I used Intellius when other free sources failed a reverse cell look up and was successful. It was under $5


----------



## Tobyboy (Jun 13, 2013)

Namefromphone.com


----------



## PieceOfSky (Apr 7, 2013)

I have tried both Spokeo and Intellius. My feeling was that they were legit and useful. I preferred Intellius... I kept running into things Spokeo would only show me for an extra fee on top of what I had paid.

If you are lazy/forgetful like me, then be be careful about cancelling any "trial subscriptions" you sign up for. Such subscriptions are a good deal, compared to their one-time single search result fee. But, if you keep them past the introductory rate and for no good reason, well... 

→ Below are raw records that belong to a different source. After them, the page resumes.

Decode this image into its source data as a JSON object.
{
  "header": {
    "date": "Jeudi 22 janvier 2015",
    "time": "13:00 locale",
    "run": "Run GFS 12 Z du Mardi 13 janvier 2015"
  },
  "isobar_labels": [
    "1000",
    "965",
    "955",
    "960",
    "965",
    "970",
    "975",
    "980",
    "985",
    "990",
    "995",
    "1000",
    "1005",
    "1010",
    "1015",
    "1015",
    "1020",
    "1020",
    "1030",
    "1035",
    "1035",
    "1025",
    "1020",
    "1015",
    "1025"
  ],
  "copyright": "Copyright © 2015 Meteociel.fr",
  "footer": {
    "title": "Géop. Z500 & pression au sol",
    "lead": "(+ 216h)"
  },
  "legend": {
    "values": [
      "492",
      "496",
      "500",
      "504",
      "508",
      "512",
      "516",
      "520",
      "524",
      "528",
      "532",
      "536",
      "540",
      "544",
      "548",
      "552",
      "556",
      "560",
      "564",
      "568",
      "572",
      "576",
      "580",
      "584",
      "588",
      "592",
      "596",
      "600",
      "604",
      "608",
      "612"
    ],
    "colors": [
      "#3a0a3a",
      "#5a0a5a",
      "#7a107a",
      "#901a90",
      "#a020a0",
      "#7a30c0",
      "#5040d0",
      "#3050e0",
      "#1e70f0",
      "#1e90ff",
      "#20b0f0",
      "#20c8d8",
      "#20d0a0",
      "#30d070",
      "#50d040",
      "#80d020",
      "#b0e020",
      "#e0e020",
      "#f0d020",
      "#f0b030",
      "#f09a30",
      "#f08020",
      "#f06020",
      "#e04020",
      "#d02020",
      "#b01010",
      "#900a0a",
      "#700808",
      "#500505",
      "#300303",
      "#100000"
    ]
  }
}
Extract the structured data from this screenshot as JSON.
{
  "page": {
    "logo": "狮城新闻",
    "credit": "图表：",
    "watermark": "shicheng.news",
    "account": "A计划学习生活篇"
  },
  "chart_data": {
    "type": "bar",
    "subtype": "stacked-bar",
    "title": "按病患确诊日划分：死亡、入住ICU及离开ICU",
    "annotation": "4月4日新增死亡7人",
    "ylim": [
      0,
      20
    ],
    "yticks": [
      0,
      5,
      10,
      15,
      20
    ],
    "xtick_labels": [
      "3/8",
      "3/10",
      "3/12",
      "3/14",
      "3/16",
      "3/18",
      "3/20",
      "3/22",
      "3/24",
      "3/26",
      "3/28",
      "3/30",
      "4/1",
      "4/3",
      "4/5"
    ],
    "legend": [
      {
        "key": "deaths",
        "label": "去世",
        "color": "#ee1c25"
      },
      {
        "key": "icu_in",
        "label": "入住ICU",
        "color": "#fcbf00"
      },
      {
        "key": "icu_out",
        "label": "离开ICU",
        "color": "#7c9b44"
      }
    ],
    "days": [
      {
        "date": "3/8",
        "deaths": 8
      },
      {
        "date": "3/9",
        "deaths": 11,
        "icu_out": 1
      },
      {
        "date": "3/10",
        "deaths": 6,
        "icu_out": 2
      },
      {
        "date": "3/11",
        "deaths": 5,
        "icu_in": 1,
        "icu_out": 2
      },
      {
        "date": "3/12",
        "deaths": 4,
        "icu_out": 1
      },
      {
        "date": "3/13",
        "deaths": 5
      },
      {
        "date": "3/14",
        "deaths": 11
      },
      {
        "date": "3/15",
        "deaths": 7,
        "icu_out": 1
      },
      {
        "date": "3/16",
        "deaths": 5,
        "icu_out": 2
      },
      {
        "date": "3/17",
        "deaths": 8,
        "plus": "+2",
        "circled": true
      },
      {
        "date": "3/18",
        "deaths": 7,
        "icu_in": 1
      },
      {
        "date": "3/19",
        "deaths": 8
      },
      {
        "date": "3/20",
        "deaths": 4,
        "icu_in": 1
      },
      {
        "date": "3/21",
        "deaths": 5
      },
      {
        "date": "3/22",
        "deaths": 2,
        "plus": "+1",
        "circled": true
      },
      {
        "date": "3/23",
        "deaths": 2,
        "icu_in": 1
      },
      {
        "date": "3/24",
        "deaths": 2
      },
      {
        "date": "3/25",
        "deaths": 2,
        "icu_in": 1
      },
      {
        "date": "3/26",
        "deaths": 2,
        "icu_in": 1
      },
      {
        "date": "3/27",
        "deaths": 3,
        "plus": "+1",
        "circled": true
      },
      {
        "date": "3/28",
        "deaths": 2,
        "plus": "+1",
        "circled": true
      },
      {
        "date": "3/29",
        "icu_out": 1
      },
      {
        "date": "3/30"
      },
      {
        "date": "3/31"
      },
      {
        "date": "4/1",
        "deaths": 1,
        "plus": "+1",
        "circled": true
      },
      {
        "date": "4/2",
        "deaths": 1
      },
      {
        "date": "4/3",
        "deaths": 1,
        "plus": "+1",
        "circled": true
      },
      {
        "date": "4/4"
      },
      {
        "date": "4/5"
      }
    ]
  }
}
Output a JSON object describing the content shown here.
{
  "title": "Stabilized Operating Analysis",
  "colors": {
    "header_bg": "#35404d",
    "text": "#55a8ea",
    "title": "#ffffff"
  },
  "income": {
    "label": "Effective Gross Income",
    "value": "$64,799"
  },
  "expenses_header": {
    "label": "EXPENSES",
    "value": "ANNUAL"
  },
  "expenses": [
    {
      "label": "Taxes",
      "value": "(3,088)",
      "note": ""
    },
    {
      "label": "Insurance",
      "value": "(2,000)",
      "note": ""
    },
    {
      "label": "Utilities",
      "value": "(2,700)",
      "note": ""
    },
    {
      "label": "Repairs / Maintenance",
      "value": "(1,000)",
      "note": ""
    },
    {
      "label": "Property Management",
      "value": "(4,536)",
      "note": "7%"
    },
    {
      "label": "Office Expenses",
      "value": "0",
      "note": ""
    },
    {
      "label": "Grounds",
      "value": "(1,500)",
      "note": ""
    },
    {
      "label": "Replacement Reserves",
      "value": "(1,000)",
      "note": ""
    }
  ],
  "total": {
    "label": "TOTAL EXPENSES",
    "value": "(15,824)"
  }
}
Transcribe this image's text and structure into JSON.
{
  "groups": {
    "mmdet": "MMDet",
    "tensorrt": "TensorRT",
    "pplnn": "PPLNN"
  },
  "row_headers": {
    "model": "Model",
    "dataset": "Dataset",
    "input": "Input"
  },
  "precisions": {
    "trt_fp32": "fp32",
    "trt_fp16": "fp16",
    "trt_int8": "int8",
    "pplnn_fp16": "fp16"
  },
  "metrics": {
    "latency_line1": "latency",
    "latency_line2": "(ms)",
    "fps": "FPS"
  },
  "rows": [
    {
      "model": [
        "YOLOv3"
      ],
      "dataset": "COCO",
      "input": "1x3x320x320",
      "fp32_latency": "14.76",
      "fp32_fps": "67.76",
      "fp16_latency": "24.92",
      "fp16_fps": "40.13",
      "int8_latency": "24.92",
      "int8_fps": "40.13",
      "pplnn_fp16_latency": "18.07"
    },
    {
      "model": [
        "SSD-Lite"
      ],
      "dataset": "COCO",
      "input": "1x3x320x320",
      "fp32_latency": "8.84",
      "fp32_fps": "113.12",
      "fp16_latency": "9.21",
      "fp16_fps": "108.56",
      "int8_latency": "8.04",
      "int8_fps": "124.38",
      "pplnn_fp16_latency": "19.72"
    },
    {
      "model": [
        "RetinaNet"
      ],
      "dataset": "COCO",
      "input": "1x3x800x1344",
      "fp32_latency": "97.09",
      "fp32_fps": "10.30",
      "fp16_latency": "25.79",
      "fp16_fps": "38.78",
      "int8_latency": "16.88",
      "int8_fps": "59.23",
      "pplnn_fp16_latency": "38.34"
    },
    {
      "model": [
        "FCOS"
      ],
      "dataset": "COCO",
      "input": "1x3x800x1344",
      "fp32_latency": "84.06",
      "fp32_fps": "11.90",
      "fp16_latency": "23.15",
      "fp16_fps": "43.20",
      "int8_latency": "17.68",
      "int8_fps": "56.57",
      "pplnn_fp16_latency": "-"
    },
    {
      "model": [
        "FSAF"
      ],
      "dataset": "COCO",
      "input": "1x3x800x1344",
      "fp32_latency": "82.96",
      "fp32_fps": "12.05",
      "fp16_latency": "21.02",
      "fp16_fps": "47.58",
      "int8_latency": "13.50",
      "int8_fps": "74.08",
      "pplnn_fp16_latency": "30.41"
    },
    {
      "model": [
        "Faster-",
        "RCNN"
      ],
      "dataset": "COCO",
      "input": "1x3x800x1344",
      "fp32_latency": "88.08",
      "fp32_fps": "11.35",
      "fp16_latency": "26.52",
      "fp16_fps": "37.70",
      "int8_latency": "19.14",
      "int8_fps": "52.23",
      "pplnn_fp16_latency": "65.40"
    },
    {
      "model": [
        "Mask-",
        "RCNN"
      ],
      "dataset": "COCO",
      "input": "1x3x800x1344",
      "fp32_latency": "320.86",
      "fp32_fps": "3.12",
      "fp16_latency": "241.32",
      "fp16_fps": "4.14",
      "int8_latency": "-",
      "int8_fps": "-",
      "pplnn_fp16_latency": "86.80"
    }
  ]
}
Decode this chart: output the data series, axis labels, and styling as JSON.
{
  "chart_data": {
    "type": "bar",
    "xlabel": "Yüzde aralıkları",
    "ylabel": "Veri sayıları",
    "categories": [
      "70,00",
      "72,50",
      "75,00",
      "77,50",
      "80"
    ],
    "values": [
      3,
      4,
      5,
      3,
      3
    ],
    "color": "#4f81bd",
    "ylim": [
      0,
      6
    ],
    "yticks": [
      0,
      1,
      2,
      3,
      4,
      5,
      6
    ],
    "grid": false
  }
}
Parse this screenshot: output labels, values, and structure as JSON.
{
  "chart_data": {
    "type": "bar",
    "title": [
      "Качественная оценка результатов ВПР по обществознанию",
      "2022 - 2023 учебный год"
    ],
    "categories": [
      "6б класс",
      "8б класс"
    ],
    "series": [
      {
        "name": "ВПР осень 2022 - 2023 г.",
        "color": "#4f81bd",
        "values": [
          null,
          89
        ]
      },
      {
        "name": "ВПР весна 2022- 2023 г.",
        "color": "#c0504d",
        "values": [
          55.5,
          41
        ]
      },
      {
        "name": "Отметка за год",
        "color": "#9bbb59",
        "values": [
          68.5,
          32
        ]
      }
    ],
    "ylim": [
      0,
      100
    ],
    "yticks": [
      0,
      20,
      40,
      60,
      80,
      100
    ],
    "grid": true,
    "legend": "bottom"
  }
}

When I did attempt to cancel Spokeo, Spokeo's subscription cancelling page implied I had closed out all my subscriptions... but, in fact, there was an add-on plan with "a partner" that had not gotten closed. When I finally noticed it a couple of months later, they said they would refund my charges to an extent that sounded good to me. (Maybe I should follow up to see that that was done...!)


----------



## kristin2349 (Sep 12, 2013)

PieceOfSky said:


> I have tried both Spokeo and Intellius. My feeling was that they were legit and useful. I preferred Intellius... I kept running into things Spokeo would only show me for an extra fee on top of what I had paid.
> 
> If you are lazy/forgetful like me, then be be careful about cancelling any "trial subscriptions" you sign up for. Such subscriptions are a good deal, compared to their one-time single search result fee. But, if you keep them past the introductory rate and for no good reason, well...
> 
> When I did attempt to cancel Spokeo, Spokeo's subscription cancelling page implied I had closed out all my subscriptions... but, in fact, there was an add-on plan with "a partner" that had not gotten closed. When I finally noticed it a couple of months later, they said they would refund my charges to an extent that sounded good to me. (Maybe I should follow up to see that that was done...!)



With Intellius you can pay per search without having to worry about cancelling a subscription.


----------



## Bamzor (Aug 15, 2012)

Spydialer . com can give you a hint full name, last name, both, or unknown. It will pull up the other persons voicemail for you to listen for name.. male or female..etc. Its free.


----------